O polvo-comum tem três corações, sangue azul e cerca de dois terços dos neurônios espalhados pelos braços, e não na cabeça. É provavelmente o invertebrado mais inteligente já estudado, capaz de abrir potes e escapar de tanques fechados — tudo isso em uma vida que raramente passa de dois anos.

Octopus vulgaris

Vida marinha 3 a 10 kg em adultos, com registros próximos de 15 kg 1 a 2 anos

Atualizado em

Como reconhecer um polvo-comum

O corpo em forma de saco se chama manto, e dele saem oito braços cobertos por duas fileiras de ventosas. O polvo não tem tentáculos: braço e tentáculo são estruturas diferentes, e ele só possui os primeiros. Como a pele muda de cor e de textura em segundos, identificar a espécie pela coloração é inútil.

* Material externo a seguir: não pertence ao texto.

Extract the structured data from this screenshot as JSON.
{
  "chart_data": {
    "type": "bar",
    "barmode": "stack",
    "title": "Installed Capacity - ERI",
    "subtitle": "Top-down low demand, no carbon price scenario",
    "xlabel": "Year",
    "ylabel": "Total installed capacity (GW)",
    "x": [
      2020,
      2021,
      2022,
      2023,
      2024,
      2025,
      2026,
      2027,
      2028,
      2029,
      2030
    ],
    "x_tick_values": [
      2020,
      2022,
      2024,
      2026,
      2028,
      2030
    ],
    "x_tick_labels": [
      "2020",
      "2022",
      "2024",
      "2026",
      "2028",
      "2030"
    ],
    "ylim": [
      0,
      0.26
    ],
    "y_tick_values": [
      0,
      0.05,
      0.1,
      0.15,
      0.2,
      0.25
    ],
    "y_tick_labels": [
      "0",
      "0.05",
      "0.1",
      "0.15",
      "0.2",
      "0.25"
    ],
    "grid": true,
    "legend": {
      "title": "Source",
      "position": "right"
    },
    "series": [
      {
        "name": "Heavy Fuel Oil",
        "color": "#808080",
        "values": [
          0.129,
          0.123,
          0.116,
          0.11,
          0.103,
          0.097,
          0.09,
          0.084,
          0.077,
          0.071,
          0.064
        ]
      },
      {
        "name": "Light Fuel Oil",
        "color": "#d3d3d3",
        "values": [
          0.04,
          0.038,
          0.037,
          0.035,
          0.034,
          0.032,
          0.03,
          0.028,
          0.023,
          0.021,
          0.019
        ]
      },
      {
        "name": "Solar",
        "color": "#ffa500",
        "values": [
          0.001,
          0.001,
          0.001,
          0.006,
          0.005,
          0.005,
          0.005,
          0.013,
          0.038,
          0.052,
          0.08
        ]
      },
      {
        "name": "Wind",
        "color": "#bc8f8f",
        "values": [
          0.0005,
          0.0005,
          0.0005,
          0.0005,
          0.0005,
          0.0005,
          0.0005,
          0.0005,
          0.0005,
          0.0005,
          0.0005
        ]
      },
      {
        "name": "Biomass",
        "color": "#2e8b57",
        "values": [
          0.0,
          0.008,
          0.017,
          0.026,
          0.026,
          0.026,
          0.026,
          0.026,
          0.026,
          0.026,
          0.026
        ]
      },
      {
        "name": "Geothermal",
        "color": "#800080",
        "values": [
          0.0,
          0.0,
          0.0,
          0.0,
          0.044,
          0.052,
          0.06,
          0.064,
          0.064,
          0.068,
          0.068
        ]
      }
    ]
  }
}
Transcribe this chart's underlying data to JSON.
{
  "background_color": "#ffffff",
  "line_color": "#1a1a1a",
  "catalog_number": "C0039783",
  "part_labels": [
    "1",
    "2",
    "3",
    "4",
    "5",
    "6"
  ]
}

Vale um aviso taxonômico. O que se chamava de Octopus vulgaris no mundo inteiro hoje é entendido como um conjunto de espécies muito parecidas. No litoral brasileiro, boa parte dos polvos antes identificados como polvo-comum pertence a Octopus insularis, descrita formalmente em 2008. A anatomia descrita aqui vale para o grupo todo.

  • Oito braços com ventosas e nenhum tentáculo longo: polvo.
  • Oito braços mais dois tentáculos retráteis: lula e choco.
  • Concha externa em espiral e tentáculos sem ventosa: náutilo.
  • O bico, escondido onde os braços se encontram, é a única parte dura do corpo.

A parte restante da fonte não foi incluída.